Statement attributable to Mr. Dennis McNamara, Director of the Inter-Agency Internal Displacement Division of OCHA
Kampala/Geneva, 17 March 2006 - A recent multi-donor mission to Uganda, led by Dennis McNamara, Director of the Inter-Agency Internal Displacement Division of OCHA, has expressed serious concern at the regional impact of the ongoing conflict in the northern part of the country.

McNamara concluded a week long mission in Uganda, accompanied by representatives of Canada, the European Commission, Norway, Sweden, UK and the US, where he met senior government officials, UN agencies, NGOs and community leaders, both in Kampala and in conflict-affected districts of Gulu and Kitgum.

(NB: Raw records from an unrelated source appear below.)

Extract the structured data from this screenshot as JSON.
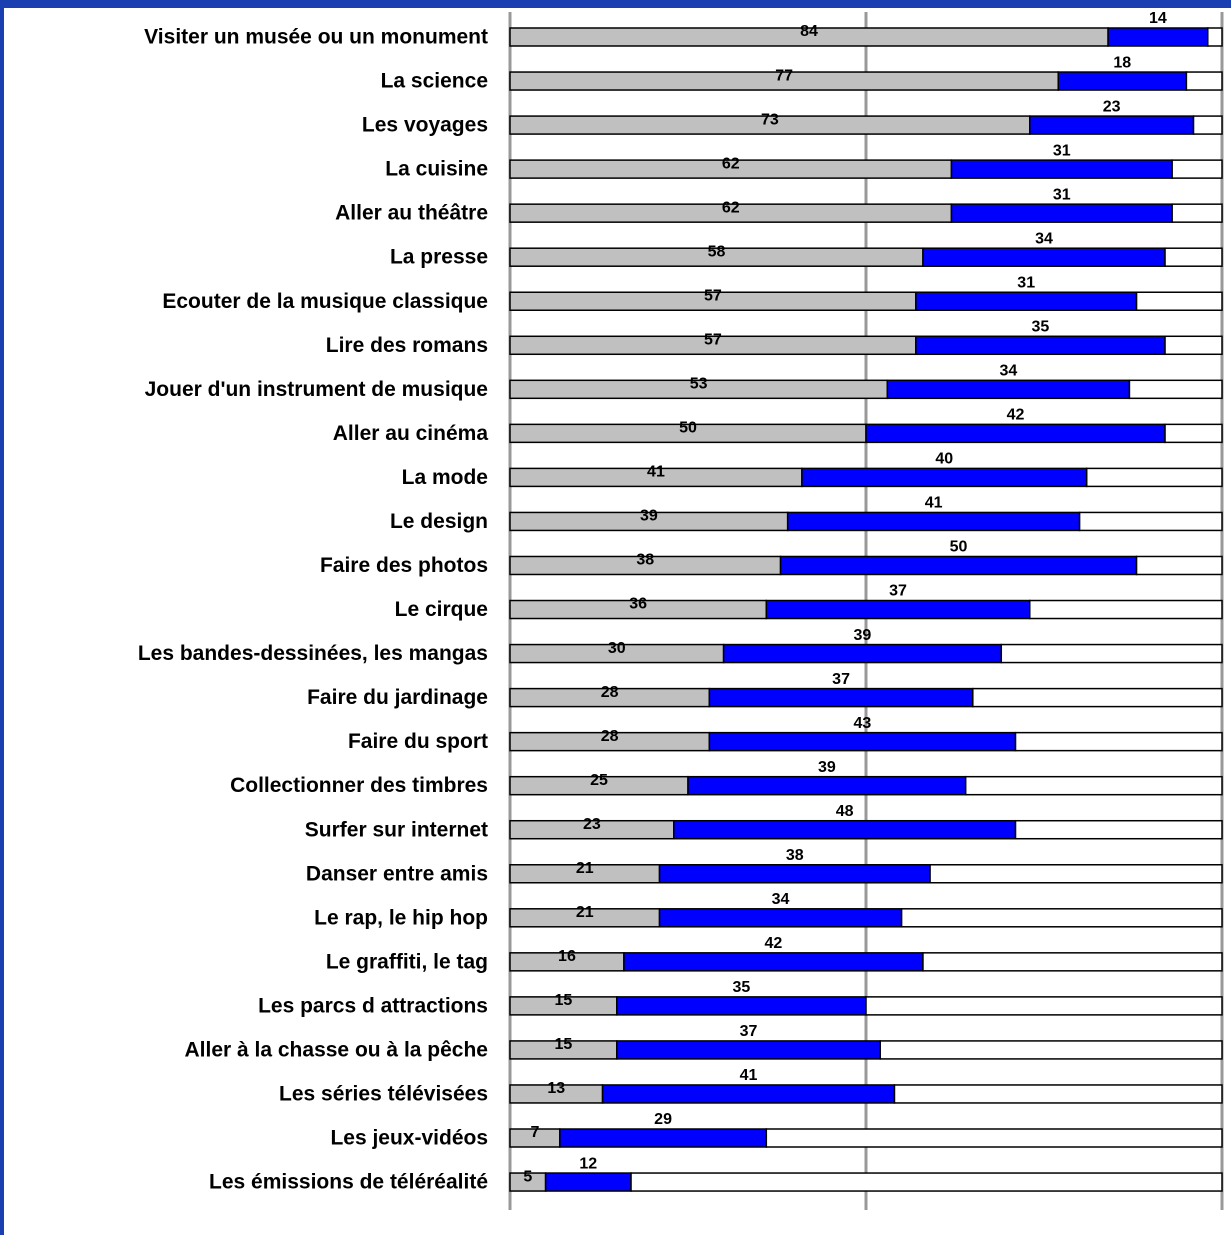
{
  "chart_data": {
    "type": "stacked-bar-horizontal",
    "categories": [
      "Visiter un musée ou un monument",
      "La science",
      "Les voyages",
      "La cuisine",
      "Aller au théâtre",
      "La presse",
      "Ecouter de la musique classique",
      "Lire des romans",
      "Jouer d'un instrument de musique",
      "Aller au cinéma",
      "La mode",
      "Le design",
      "Faire des photos",
      "Le cirque",
      "Les bandes-dessinées, les mangas",
      "Faire du jardinage",
      "Faire du sport",
      "Collectionner des timbres",
      "Surfer sur internet",
      "Danser entre amis",
      "Le rap, le hip hop",
      "Le graffiti, le tag",
      "Les parcs d attractions",
      "Aller à la chasse ou à la pêche",
      "Les séries télévisées",
      "Les jeux-vidéos",
      "Les émissions de téléréalité"
    ],
    "series": [
      {
        "color": "#c0c0c0",
        "values": [
          84,
          77,
          73,
          62,
          62,
          58,
          57,
          57,
          53,
          50,
          41,
          39,
          38,
          36,
          30,
          28,
          28,
          25,
          23,
          21,
          21,
          16,
          15,
          15,
          13,
          7,
          5
        ]
      },
      {
        "color": "#0000ff",
        "values": [
          14,
          18,
          23,
          31,
          31,
          34,
          31,
          35,
          34,
          42,
          40,
          41,
          50,
          37,
          39,
          37,
          43,
          39,
          48,
          38,
          34,
          42,
          35,
          37,
          41,
          29,
          12
        ]
      },
      {
        "color": "#ffffff",
        "values": [
          2,
          5,
          4,
          7,
          7,
          8,
          12,
          8,
          13,
          8,
          19,
          20,
          12,
          27,
          31,
          35,
          29,
          36,
          29,
          41,
          45,
          42,
          50,
          48,
          46,
          64,
          83
        ]
      }
    ],
    "xlim": [
      0,
      100
    ],
    "xticks": [
      0,
      50,
      100
    ],
    "grid": true
  }
}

During the mission, McNamara confirmed that the situation of almost two million civilians displaced during the 20 year conflict with the Lord's Resistance Army (LRA) was one of the world's most serious humanitarian crisis, with crude mortality rates among displaced children in northern Uganda higher than those prevailing in Darfur and three times that of the rest of Uganda.

The mission discussed with the Government of Uganda the need for a comprehensive approach for the resolution of this long lasting conflict, to be implemented by the Government with supported by the international community. The comprehensive approach covers key areas of conflict resolution and reconciliation, humanitarian assistance, return and reintegration of formerly abducted children and ex-combatants.

"The UN agencies and NGOs working in northern Uganda to provide humanitarian relief to the displaced families are scaling up their activities to meet the minimum standards for displaced populations while facilitating voluntary return to secure areas" said the UN Humanitarian Coordinator in Kampala, Martin Mogwanja. He revealed that humanitarian agencies would soon launch a further substantial appeal to donors to ensure the implementation of the scaled up response.

The delivery of humanitarian assistance in southern Sudan, particularly in West Equatoria, is seriously affected by the LRA activity. It is estimated that the LRA has more fighters in southern Sudan and north eastern DRC than in northern Uganda. Insecurity is threatening to disrupt the repatriation process of Sudanese refugees from DRC and CAR to their homes in southern Sudan.

As recently as Wednesday 15 of March, unknown intruders attacked a UNHCR compound in Yei, resulting in the tragic death of one guard and serious wounds inflicted to two others. "This attack just underscores the difficulties UNHCR faces in our operations in South Sudan where we are trying to create an environment for thousands of refugees in neighbouring countries to be able to return home and stay home," the UN refugee agency's High Commissioner António Guterres in a press statement.

The LRA is considered responsible for the January attack on MONUC peacekeeping troops in Garamba National Park in north eastern DRC, which resulted in the death of 8 Guatemalan peacekeepers.

In response to this serious problem, the UN is proposing that all aspects of this issue, including the humanitarian aspect, be more systematically addressed. Jan Egeland, the UN Emergency Relief Coordinator, will visit Uganda on 30 and 31 March, at the invitation of the Government of Uganda to discuss this approach and follow up with senior Ugandan officials.

"This is an important first attempt by the UN to go beyond relief assistance and to try and develop a comprehensive plan of action for the northern Ugandan crisis" said McNamara.